At the National Archives today, CISOs and other information security professionals gathered as part of a Directors' Masterclass organised by The Sasig to give directors the chance to ask questions that they normally wouldn't be able to when it comes to protecting their company's security.
The owner of an SME that is in the business of app development asked a panel of CISOs during the event what he could do in order to get ahead of all the security issues discussed during the event eg training staff to watch out for phishing attacks, clamping down on tailgating, and the human aspects of cyber-security.
Even though he was given good advice by the panel on getting certain basic steps to security done, Richard Starnes, CISO of Kentucky Health Coopreative said in response that he thought that the security industry in the UK is failing SME's.

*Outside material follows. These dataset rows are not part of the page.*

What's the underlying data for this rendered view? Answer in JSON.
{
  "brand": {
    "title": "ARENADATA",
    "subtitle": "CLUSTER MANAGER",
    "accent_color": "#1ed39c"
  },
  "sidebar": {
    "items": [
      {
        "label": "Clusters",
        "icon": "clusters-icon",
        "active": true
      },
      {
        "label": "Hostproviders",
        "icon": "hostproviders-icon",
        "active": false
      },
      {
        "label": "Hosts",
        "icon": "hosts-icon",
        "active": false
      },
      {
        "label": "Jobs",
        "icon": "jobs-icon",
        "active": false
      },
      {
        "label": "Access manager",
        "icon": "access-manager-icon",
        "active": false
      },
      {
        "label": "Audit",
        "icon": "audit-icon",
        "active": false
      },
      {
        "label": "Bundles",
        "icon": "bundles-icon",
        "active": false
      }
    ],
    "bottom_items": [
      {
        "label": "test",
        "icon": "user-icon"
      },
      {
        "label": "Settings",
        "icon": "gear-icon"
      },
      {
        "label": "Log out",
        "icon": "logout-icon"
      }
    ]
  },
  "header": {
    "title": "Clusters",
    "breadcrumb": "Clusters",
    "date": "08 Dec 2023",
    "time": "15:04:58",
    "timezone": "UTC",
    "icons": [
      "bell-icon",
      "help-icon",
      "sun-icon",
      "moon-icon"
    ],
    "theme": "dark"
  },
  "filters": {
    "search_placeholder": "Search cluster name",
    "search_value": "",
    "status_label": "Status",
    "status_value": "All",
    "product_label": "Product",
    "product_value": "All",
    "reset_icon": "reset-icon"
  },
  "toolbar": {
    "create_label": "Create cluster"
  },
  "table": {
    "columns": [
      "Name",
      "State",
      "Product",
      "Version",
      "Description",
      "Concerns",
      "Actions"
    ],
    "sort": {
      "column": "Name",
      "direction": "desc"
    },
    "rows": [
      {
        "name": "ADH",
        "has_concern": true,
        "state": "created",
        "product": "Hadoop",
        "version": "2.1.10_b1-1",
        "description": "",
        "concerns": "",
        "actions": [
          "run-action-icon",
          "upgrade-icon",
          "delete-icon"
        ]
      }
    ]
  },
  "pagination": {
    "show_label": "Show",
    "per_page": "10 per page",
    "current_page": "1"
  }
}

Starnes said: “The UK has been the leader in most things when it comes to cyber-security. But only as recently as November 19th did the Home Office think to add cyber-security to the list of Tier 2 Shortage Occupation List. This list only applies to companies that have between 25 to 250 employees. That size company would never be able to afford the kind of salary you would need to give someone to attract them to move countries.”
At ISSE in Berlin last month Emma Philpott, chief executive of the IASME Consortium was also encouraging the information security industry to engage with SMEs to encourage SMEs become cyber-security aware.
She said, “The approach has to be simple, there must be no cyber-speak, SMEs should not be made to feel bad and the cost must always be as low as possible when engaging with SMEs.”
Back in Septemeber 2013, SCMagazineUK.com reported on how the UK's £650 million National Cyber Security Programme seemed to be 'failing SMEs'.
This was also echoed by Starnes, who said that another delegate at the event, who cannot be named, said to him that: “Different parts of the UK government aren't the best at communicating with each other”.
Speaking with SCMagazineUK.com, Emma Philpott commented: “With any new emerging professions, it takes a while for the government the catch up. And the same goes for getting some of the larger security companies, it takes a while for the word to get around while companies adjust their ‘sales pitch' for smaller companies.”
She went on to explain that: “We need to find the balance. What might be good for a huge enterprise might not working for a smaller SME and that is what the infosec industry needs to work on.”